We give improved lower bounds for binary $3$-query locally correctable codes (3-LCCs) $C \colon \{0,1\}^k \rightarrow \{0,1\}^n$. Specifically, we prove: (1) If $C$ is a linear design 3-LCC, then $n \geq 2^{(1 - o(1))\sqrt{k} }$. A design 3-LCC has the additional property that the correcting sets for every codeword bit form a perfect matching and every pair of codeword bits is queried an equal number of times across all matchings. Our bound is tight up to a factor $\sqrt{8}$ in the exponent of $2$, as the best construction of binary $3$-LCCs (obtained by taking Reed-Muller codes on $\mathbb{F}_4$ and applying a natural projection map) is a design $3$-LCC with $n \leq 2^{\sqrt{8 k}}$. Up to a $\sqrt{8}$ factor, this resolves the Hamada conjecture on the maximum $\mathbb{F}_2$-codimension of a $4$-design. (2) If $C$ is a smooth, non-linear $3$-LCC with near-perfect completeness, then, $n \geq k^{\Omega(\log k)}$. (3) If $C$ is a smooth, non-linear $3$-LCC with completeness $1 - \varepsilon$, then $n \geq \tilde{\Omega}(k^{\frac{1}{2\varepsilon}})$. In particular, when $\varepsilon$ is a small constant, this implies a lower bound for general non-linear LCCs that beats the prior best $n \geq \tilde{\Omega}(k^3)$ lower bound of [AGKM23] by a polynomial factor. Our design LCC lower bound is obtained via a fine-grained analysis of the Kikuchi matrix method applied to a variant of the matrix used in [KM23]. Our lower bounds for non-linear codes are obtained by designing a from-scratch reduction from nonlinear $3$-LCCs to a system of "chain polynomial equations": polynomial equations with similar structure to the long chain derivations that arise in the lower bounds for linear $3$-LCCs [KM23].

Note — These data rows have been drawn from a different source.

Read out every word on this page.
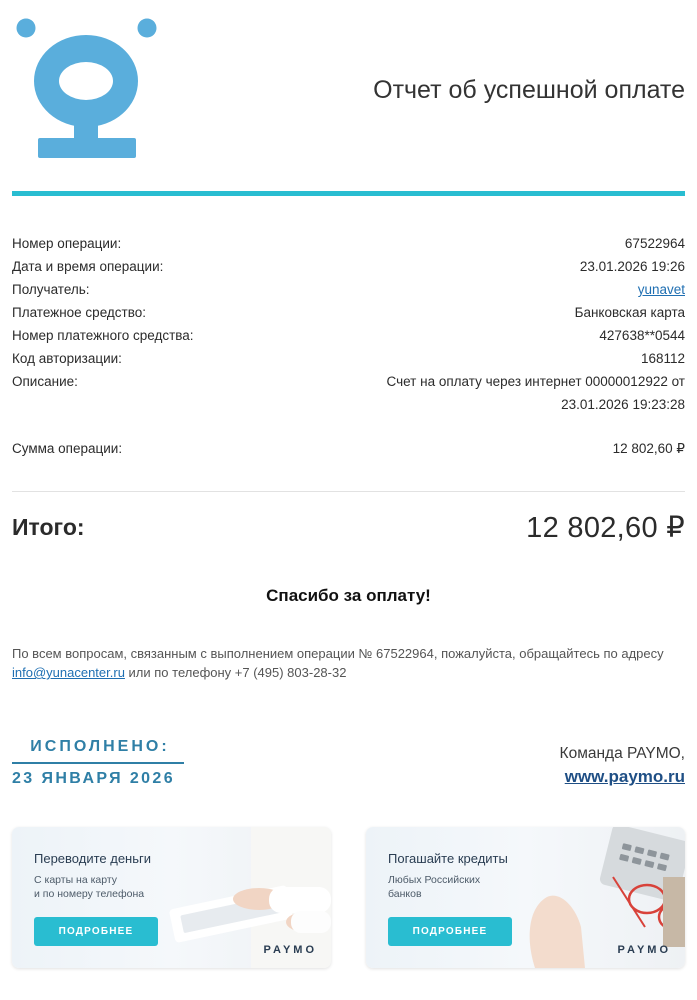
Отчет об успешной оплате
Номер операции:	67522964
Дата и время операции:	23.01.2026 19:26
Получатель:	yunavet
Платежное средство:	Банковская карта
Номер платежного средства:	427638**0544
Код авторизации:	168112
Описание:	Счет на оплату через интернет 00000012922 от
23.01.2026 19:23:28
Сумма операции:	12 802,60 ₽
Итого:	12 802,60 ₽
Спасибо за оплату!
По всем вопросам, связанным с выполнением операции № 67522964, пожалуйста, обращайтесь по адресу info@yunacenter.ru или по телефону +7 (495) 803-28-32
ИСПОЛНЕНО:
23 ЯНВАРЯ 2026
Команда PAYMO,
www.paymo.ru
Переводите деньги
С карты на карту
и по номеру телефона
ПОДРОБНЕЕ
PAYMO
Погашайте кредиты
Любых Российских
банков
ПОДРОБНЕЕ
PAYMO
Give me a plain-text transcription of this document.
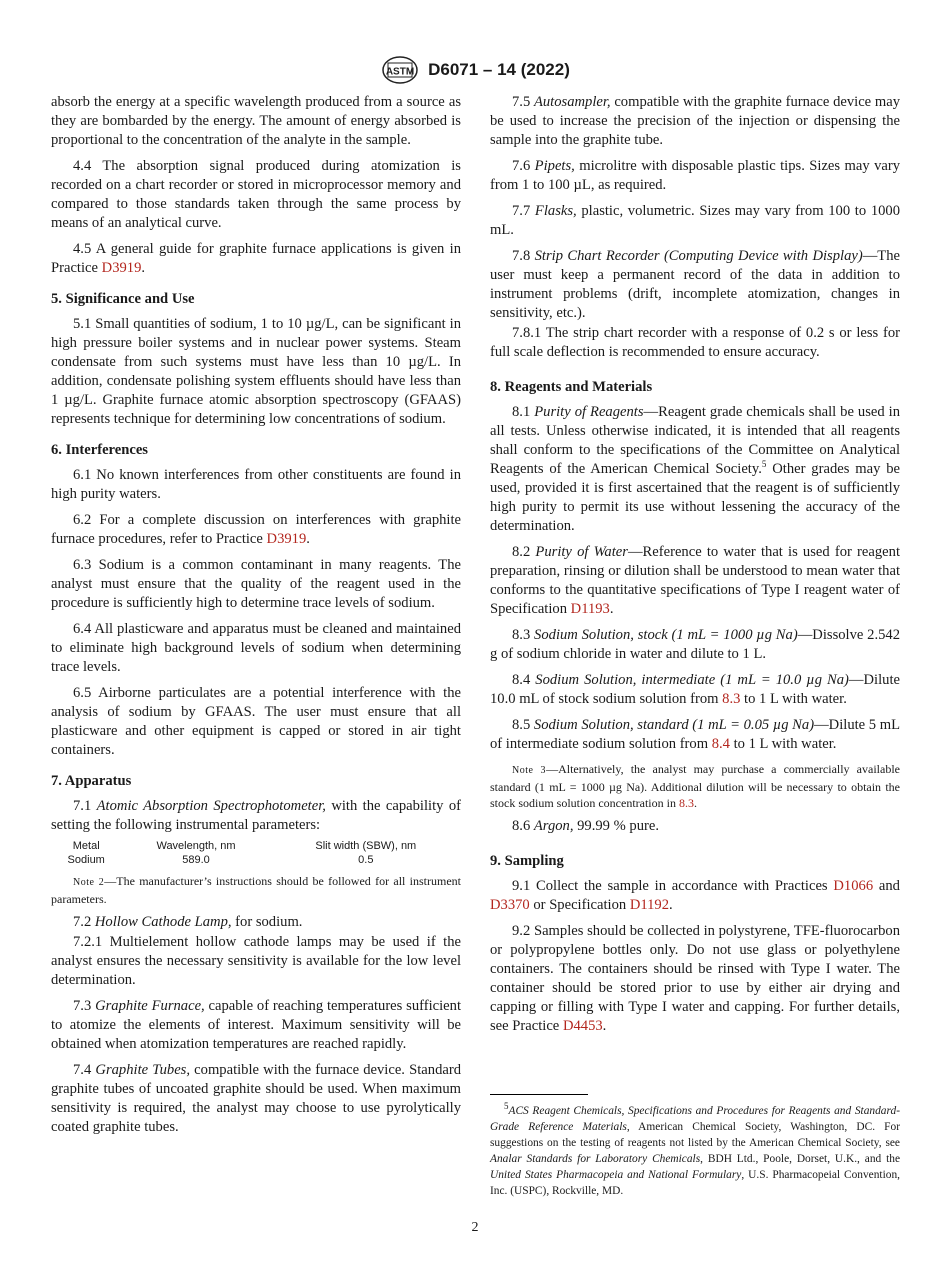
ASTM D6071 – 14 (2022)

absorb the energy at a specific wavelength produced from a source as they are bombarded by the energy. The amount of energy absorbed is proportional to the concentration of the analyte in the sample.

4.4 The absorption signal produced during atomization is recorded on a chart recorder or stored in microprocessor memory and compared to those standards taken through the same process by means of an analytical curve.

4.5 A general guide for graphite furnace applications is given in Practice D3919.

5. Significance and Use

5.1 Small quantities of sodium, 1 to 10 µg/L, can be significant in high pressure boiler systems and in nuclear power systems. Steam condensate from such systems must have less than 10 µg/L. In addition, condensate polishing system effluents should have less than 1 µg/L. Graphite furnace atomic absorption spectroscopy (GFAAS) represents technique for determining low concentrations of sodium.

6. Interferences

6.1 No known interferences from other constituents are found in high purity waters.

6.2 For a complete discussion on interferences with graphite furnace procedures, refer to Practice D3919.

6.3 Sodium is a common contaminant in many reagents. The analyst must ensure that the quality of the reagent used in the procedure is sufficiently high to determine trace levels of sodium.

6.4 All plasticware and apparatus must be cleaned and maintained to eliminate high background levels of sodium when determining trace levels.

6.5 Airborne particulates are a potential interference with the analysis of sodium by GFAAS. The user must ensure that all plasticware and other equipment is capped or stored in air tight containers.

7. Apparatus

7.1 Atomic Absorption Spectrophotometer, with the capability of setting the following instrumental parameters:

Metal	Wavelength, nm	Slit width (SBW), nm
Sodium	589.0	0.5

Note 2—The manufacturer’s instructions should be followed for all instrument parameters.

7.2 Hollow Cathode Lamp, for sodium.

7.2.1 Multielement hollow cathode lamps may be used if the analyst ensures the necessary sensitivity is available for the low level determination.

7.3 Graphite Furnace, capable of reaching temperatures sufficient to atomize the elements of interest. Maximum sensitivity will be obtained when atomization temperatures are reached rapidly.

7.4 Graphite Tubes, compatible with the furnace device. Standard graphite tubes of uncoated graphite should be used. When maximum sensitivity is required, the analyst may choose to use pyrolytically coated graphite tubes.

7.5 Autosampler, compatible with the graphite furnace device may be used to increase the precision of the injection or dispensing the sample into the graphite tube.

7.6 Pipets, microlitre with disposable plastic tips. Sizes may vary from 1 to 100 µL, as required.

7.7 Flasks, plastic, volumetric. Sizes may vary from 100 to 1000 mL.

7.8 Strip Chart Recorder (Computing Device with Display)—The user must keep a permanent record of the data in addition to instrument problems (drift, incomplete atomization, changes in sensitivity, etc.).

7.8.1 The strip chart recorder with a response of 0.2 s or less for full scale deflection is recommended to ensure accuracy.

8. Reagents and Materials

8.1 Purity of Reagents—Reagent grade chemicals shall be used in all tests. Unless otherwise indicated, it is intended that all reagents shall conform to the specifications of the Committee on Analytical Reagents of the American Chemical Society.$^5$ Other grades may be used, provided it is first ascertained that the reagent is of sufficiently high purity to permit its use without lessening the accuracy of the determination.

8.2 Purity of Water—Reference to water that is used for reagent preparation, rinsing or dilution shall be understood to mean water that conforms to the quantitative specifications of Type I reagent water of Specification D1193.

8.3 Sodium Solution, stock (1 mL = 1000 µg Na)—Dissolve 2.542 g of sodium chloride in water and dilute to 1 L.

8.4 Sodium Solution, intermediate (1 mL = 10.0 µg Na)—Dilute 10.0 mL of stock sodium solution from 8.3 to 1 L with water.

8.5 Sodium Solution, standard (1 mL = 0.05 µg Na)—Dilute 5 mL of intermediate sodium solution from 8.4 to 1 L with water.

Note 3—Alternatively, the analyst may purchase a commercially available standard (1 mL = 1000 µg Na). Additional dilution will be necessary to obtain the stock sodium solution concentration in 8.3.

8.6 Argon, 99.99 % pure.

9. Sampling

9.1 Collect the sample in accordance with Practices D1066 and D3370 or Specification D1192.

9.2 Samples should be collected in polystyrene, TFE-fluorocarbon or polypropylene bottles only. Do not use glass or polyethylene containers. The containers should be rinsed with Type I water. The container should be stored prior to use by either air drying and capping or filling with Type I water and capping. For further details, see Practice D4453.

$^5$ACS Reagent Chemicals, Specifications and Procedures for Reagents and Standard-Grade Reference Materials, American Chemical Society, Washington, DC. For suggestions on the testing of reagents not listed by the American Chemical Society, see Analar Standards for Laboratory Chemicals, BDH Ltd., Poole, Dorset, U.K., and the United States Pharmacopeia and National Formulary, U.S. Pharmacopeial Convention, Inc. (USPC), Rockville, MD.
2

翻译：我们改进了二进制3-查询局部可纠错码（3-LCCs）$C \colon \{0,1\}^k \rightarrow \{0,1\}^n$ 的下界。具体而言，我们证明：(1) 若 $C$ 是线性设计3-LCC，则 $n \geq 2^{(1 - o(1))\sqrt{k}}$。设计3-LCC具有附加性质：每个码字比特的纠错集构成完美匹配，且所有匹配中任意两个码字比特的被查询次数相等。该下界在2的指数上紧至因子$\sqrt{8}$，因为最优二进制3-LCC构造（通过对$\mathbb{F}_4$上的Reed-Muller码施加自然投影映射得到）是满足$n \leq 2^{\sqrt{8 k}}$的设计3-LCC。除去$\sqrt{8}$因子，这解决了关于4-设计最大$\mathbb{F}_2$-余维数的Hamada猜想。(2) 若 $C$ 是光滑非线性3-LCC且具有近完美完备性，则 $n \geq k^{\Omega(\log k)}$。(3) 若 $C$ 是光滑非线性3-LCC且完备性为$1 - \varepsilon$，则 $n \geq \tilde{\Omega}(k^{\frac{1}{2\varepsilon}})$。特别地，当$\varepsilon$为小常数时，该下界将一般非线性LCC的下界多项式地优于先前的最佳结果 $n \geq \tilde{\Omega}(k^3)$（[AGKM23]）。我们的设计LCC下界通过对[KM23]中矩阵变体应用Kikuchi矩阵方法的精细分析获得。非线性码的下界则通过设计从非线性3-LCC到"链多项式方程组"的全新归约获得：该方程组的结构与线性3-LCC下界[KM23]中出现的长链推导类似。